While Poitras said Bell benefits from a brand association with an immensely popular sports franchise, the ability to provide its customers with unique content underscores one of the central promises of its products.
“As a [Raptors] sponsor we have several options as to how we can activate the sponsorship,” he said. “We’re in an era where sports marketing is experiential – you need to not only associate your brand with the brand you’re sponsoring, but you need to provide something for the fans, especially in the case of sports teams.”
Bell will also have five-second billboards before and after each episode of Open Gym reminding viewers that they can watch the show via Bell TV and Bell Local. It is also running 30-second spots promoting its Fibe TV products within each 30-minute episode. The ads were created by Bell’s agency, Zulu Alpha Kilo.

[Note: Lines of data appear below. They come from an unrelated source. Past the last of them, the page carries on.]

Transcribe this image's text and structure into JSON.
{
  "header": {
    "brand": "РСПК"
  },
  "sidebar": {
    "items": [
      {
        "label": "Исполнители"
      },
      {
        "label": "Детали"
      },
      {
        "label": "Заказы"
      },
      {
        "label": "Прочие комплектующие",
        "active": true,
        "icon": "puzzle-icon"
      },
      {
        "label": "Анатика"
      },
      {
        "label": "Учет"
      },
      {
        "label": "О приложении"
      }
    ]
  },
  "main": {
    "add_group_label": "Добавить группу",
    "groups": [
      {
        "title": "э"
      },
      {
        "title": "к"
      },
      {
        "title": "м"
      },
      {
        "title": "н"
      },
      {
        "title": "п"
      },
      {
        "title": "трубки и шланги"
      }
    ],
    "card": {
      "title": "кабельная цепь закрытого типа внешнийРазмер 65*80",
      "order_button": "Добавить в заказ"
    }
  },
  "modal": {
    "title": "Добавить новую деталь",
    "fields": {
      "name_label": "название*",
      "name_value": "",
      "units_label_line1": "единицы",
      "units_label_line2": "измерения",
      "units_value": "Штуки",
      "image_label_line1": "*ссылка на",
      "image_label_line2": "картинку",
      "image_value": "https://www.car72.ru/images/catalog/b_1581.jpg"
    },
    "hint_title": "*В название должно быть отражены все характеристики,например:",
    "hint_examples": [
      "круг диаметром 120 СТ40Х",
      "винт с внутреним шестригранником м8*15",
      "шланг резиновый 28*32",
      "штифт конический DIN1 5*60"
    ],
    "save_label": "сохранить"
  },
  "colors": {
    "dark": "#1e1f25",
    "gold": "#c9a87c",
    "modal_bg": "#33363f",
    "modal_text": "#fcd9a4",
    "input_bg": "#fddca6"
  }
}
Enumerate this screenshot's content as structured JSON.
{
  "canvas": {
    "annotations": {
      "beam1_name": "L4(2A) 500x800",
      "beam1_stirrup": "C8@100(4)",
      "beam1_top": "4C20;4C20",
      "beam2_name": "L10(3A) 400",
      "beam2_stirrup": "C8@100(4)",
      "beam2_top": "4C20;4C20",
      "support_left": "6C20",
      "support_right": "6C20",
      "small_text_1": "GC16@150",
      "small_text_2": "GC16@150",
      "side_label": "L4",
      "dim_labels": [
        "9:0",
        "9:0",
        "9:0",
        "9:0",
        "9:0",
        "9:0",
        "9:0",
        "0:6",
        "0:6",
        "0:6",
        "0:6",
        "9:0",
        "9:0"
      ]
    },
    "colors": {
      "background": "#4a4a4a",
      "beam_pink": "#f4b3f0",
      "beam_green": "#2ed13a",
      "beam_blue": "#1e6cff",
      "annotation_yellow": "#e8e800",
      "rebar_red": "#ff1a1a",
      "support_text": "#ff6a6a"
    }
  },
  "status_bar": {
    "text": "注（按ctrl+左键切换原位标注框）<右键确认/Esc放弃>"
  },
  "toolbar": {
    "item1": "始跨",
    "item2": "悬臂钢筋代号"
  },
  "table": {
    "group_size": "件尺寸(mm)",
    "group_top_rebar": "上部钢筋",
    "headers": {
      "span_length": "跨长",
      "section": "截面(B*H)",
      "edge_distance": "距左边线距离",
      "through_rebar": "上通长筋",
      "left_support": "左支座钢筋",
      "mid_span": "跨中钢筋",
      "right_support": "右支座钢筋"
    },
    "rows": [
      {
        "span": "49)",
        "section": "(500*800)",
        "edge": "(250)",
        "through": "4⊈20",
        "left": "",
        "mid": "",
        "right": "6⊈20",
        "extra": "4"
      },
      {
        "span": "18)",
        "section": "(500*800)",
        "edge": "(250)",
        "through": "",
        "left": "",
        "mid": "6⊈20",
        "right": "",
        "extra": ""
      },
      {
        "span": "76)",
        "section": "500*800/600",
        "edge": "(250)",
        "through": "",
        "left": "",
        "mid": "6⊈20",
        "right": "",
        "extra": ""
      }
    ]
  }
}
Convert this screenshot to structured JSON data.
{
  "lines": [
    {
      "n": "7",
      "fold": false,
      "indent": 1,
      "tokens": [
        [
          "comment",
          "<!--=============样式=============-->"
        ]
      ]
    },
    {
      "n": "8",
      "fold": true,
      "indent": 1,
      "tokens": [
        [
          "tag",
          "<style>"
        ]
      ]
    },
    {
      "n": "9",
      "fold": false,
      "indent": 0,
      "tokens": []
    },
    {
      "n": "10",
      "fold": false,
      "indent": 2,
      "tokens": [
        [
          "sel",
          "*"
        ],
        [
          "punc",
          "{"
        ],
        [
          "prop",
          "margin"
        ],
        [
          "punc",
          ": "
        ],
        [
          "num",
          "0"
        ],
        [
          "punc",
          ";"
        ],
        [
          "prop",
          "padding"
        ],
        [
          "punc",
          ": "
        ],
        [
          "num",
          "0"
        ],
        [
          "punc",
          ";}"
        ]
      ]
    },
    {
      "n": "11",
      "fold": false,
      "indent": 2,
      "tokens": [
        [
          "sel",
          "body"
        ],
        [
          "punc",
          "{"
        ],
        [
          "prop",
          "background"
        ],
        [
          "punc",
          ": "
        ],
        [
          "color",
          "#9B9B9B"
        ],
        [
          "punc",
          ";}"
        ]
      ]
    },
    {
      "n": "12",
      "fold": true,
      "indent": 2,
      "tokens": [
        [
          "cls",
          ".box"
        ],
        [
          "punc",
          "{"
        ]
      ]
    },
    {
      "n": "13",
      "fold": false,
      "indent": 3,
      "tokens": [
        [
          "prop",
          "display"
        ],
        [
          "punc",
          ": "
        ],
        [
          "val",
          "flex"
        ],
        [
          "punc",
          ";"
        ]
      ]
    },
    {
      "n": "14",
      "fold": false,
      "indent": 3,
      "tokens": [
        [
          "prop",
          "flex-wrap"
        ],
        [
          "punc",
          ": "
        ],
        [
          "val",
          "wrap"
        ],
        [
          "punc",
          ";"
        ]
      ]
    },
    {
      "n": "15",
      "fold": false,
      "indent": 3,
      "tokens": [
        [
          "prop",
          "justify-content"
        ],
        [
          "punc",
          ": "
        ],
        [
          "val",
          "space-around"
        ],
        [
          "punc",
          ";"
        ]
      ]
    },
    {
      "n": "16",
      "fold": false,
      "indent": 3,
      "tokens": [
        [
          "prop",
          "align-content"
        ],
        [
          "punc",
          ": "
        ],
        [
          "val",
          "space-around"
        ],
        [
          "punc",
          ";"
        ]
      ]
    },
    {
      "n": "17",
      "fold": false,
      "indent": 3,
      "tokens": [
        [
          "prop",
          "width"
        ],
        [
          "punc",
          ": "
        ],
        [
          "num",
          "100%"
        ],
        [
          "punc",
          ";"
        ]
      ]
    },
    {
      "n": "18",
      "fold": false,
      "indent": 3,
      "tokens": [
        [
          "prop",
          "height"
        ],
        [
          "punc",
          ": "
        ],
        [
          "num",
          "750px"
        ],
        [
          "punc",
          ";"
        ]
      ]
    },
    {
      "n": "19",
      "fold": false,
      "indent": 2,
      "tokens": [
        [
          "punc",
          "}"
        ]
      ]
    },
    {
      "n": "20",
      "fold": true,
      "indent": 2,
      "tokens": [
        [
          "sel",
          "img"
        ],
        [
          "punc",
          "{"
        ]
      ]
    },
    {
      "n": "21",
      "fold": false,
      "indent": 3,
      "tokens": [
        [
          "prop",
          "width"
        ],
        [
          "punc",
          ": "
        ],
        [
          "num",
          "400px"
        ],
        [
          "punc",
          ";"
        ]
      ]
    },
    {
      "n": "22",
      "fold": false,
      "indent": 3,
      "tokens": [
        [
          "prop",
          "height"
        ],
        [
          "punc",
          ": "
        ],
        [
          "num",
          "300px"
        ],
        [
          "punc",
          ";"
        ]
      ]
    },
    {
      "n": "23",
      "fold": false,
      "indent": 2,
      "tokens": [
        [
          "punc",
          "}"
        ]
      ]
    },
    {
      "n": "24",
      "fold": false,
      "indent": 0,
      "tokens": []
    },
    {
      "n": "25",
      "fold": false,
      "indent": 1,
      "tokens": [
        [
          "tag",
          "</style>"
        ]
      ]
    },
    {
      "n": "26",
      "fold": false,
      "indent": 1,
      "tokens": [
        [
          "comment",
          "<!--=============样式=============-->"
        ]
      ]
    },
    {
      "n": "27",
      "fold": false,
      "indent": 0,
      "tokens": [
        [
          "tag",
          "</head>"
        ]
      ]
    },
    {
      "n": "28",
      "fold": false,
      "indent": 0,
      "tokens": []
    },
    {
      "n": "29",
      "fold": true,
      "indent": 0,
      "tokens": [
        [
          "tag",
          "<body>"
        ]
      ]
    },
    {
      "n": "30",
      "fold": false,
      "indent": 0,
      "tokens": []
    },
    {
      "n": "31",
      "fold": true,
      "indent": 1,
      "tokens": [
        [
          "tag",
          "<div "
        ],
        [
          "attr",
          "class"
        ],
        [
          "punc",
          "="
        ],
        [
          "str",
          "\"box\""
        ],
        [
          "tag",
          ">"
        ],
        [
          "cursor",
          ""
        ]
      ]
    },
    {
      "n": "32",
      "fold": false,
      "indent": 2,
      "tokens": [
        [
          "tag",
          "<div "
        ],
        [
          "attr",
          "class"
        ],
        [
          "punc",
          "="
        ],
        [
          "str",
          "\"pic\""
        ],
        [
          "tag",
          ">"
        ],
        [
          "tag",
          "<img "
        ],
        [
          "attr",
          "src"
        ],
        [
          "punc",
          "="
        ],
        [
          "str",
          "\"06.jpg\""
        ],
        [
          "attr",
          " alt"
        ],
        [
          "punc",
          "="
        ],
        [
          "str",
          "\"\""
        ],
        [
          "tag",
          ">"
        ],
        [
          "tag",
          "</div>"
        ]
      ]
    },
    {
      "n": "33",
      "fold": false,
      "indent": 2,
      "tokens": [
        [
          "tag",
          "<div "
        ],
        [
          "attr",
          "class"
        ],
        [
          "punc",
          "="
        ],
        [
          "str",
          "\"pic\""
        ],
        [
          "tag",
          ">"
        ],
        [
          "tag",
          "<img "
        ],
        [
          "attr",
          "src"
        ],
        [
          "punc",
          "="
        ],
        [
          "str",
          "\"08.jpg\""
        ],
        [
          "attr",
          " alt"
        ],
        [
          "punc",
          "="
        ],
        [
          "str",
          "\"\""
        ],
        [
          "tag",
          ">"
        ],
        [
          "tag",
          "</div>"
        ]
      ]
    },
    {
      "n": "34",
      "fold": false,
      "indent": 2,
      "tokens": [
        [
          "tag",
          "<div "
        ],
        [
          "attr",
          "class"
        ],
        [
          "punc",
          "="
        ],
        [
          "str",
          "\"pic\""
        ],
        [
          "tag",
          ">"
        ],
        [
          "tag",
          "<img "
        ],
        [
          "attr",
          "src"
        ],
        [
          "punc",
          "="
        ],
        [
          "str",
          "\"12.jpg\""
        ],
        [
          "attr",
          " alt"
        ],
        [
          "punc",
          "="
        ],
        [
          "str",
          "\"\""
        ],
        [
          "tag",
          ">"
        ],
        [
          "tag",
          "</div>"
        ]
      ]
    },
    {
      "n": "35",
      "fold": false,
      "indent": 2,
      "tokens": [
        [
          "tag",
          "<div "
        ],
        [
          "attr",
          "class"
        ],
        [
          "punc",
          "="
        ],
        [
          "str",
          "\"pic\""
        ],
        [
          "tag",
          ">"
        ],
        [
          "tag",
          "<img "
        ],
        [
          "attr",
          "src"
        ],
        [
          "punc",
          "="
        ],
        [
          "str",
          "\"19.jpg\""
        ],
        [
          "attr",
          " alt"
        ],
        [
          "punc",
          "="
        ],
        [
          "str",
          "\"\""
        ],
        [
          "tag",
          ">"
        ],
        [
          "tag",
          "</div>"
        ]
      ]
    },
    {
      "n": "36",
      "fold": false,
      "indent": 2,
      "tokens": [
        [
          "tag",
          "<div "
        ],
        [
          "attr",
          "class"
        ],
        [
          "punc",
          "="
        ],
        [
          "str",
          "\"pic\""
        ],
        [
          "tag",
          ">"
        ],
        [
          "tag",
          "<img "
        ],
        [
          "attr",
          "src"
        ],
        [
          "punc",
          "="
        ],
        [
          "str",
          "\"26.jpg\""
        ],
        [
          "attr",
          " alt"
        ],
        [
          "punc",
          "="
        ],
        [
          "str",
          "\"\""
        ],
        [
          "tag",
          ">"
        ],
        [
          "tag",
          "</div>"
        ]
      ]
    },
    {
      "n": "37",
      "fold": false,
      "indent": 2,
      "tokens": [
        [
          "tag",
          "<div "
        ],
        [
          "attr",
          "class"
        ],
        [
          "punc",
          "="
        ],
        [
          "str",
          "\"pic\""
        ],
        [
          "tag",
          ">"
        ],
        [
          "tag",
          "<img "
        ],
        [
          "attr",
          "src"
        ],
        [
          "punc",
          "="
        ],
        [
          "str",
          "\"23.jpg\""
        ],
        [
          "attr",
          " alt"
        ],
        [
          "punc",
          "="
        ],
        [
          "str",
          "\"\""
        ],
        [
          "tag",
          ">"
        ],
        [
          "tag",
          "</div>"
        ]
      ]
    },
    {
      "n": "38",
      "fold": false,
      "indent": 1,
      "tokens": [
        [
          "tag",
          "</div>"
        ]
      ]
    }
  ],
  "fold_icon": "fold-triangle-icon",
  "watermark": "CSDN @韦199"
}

This is not the company’s first foray into the content space. It previously worked with the NHL’s Montreal Canadiens on a series called 24CH, and presented another series called The Event, a 10-episode show that provided behind-the-scenes access to Bell-sponsored cultural events including the Toronto International Film Festival, Montreal Jazz Festival and the Quebec music festival Osheaga.
“We said ‘In addition to just putting our logo, is there anything we can do to make the content shine and provide our customers with something unique?’” said Poitras. “We took the same approach [with Open Gym].
“Everybody benefits from the approach because the property gets an opportunity to shine, our customers get content we know they enjoy because they’re either big events or big sports properties, and we as a sponsor associate ourselves with all the goodness the content provides consumers.”